La cotorra está en el extremo opuesto de aquellas especies de prioridad de conservación en Uruguay, pero aprender más sobre cómo las aves emplean las vocalizaciones para interactuar en grupos sociales puede aportar datos útiles para otros animales en riesgo de extinción.

La bióloga Florencia Ocampo, junto a Mariana Cosse y Adrián Azpiroz, todos del Departamento de Biodiversidad y Genética del Instituto de Investigaciones Biológicas Clemente Estable (IIBCE), están desarrollando un estudio enfocado en el cardenal amarillo (Gubernatrix cristata), especie en jaque principalmente por los impactos negativos del tráfico ilegal de fauna. La iniciativa cuenta desde 2019 con el apoyo de la Dirección Nacional de Biodiversidad y Servicios Ecosistémicos (Dinabise, ex Dinama).

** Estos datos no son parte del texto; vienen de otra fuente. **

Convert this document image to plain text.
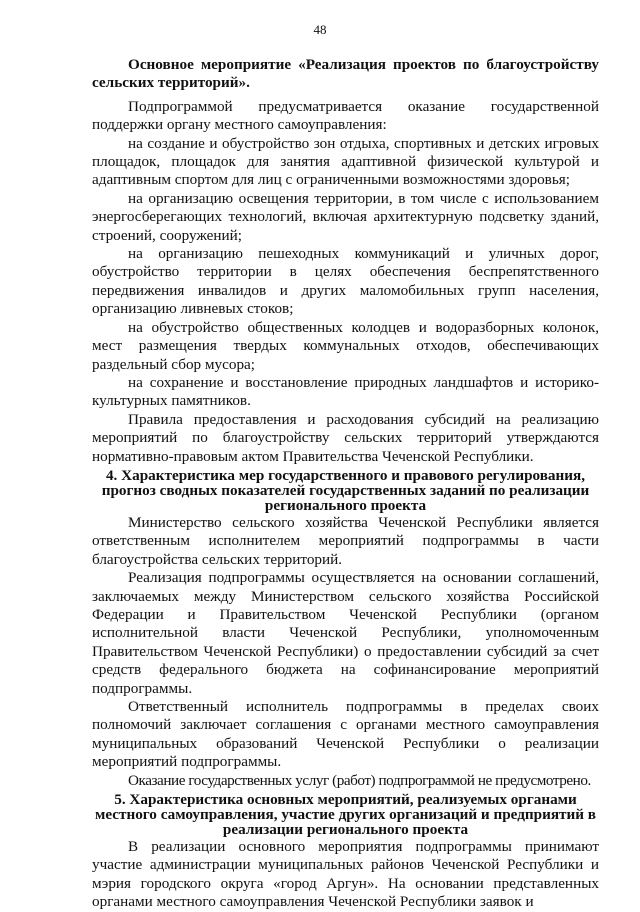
48

Основное мероприятие «Реализация проектов по благоустройству сельских территорий».

Подпрограммой предусматривается оказание государственной поддержки органу местного самоуправления:

на создание и обустройство зон отдыха, спортивных и детских игровых площадок, площадок для занятия адаптивной физической культурой и адаптивным спортом для лиц с ограниченными возможностями здоровья;

на организацию освещения территории, в том числе с использованием энергосберегающих технологий, включая архитектурную подсветку зданий, строений, сооружений;

на организацию пешеходных коммуникаций и уличных дорог, обустройство территории в целях обеспечения беспрепятственного передвижения инвалидов и других маломобильных групп населения, организацию ливневых стоков;

на обустройство общественных колодцев и водоразборных колонок, мест размещения твердых коммунальных отходов, обеспечивающих раздельный сбор мусора;

на сохранение и восстановление природных ландшафтов и историко-культурных памятников.

Правила предоставления и расходования субсидий на реализацию мероприятий по благоустройству сельских территорий утверждаются нормативно-правовым актом Правительства Чеченской Республики.

4. Характеристика мер государственного и правового регулирования, прогноз сводных показателей государственных заданий по реализации регионального проекта

Министерство сельского хозяйства Чеченской Республики является ответственным исполнителем мероприятий подпрограммы в части благоустройства сельских территорий.

Реализация подпрограммы осуществляется на основании соглашений, заключаемых между Министерством сельского хозяйства Российской Федерации и Правительством Чеченской Республики (органом исполнительной власти Чеченской Республики, уполномоченным Правительством Чеченской Республики) о предоставлении субсидий за счет средств федерального бюджета на софинансирование мероприятий подпрограммы.

Ответственный исполнитель подпрограммы в пределах своих полномочий заключает соглашения с органами местного самоуправления муниципальных образований Чеченской Республики о реализации мероприятий подпрограммы.

Оказание государственных услуг (работ) подпрограммой не предусмотрено.

5. Характеристика основных мероприятий, реализуемых органами местного самоуправления, участие других организаций и предприятий в реализации регионального проекта

В реализации основного мероприятия подпрограммы принимают участие администрации муниципальных районов Чеченской Республики и мэрия городского округа «город Аргун». На основании представленных органами местного самоуправления Чеченской Республики заявок и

Entre los cardenales amarillos también se han observado diferencias culturales en los cantos de distintas poblaciones, como demostraron trabajos hechos en Argentina. Al igual que las cotorras, son muy buscados para su tenencia en jaula, aunque para los cardenales esto implique un riesgo en materia de conservación (su tenencia además es ilegal). El estudio que se hace en el IIBCE pretende determinar la diversidad genética de la especie en el país, tanto en cautiverio como en estado silvestre. Los investigadores esperan que los resultados del trabajo generen lineamientos aplicables a la cría en cautiverio y a eventuales esfuerzos de reintroducción.

“Toda esa información es relevante y válida especialmente cuando se trata con especies prioritarias para la conservación, donde aspectos como estos pueden tener una incidencia muy importante”, apunta Azpiroz.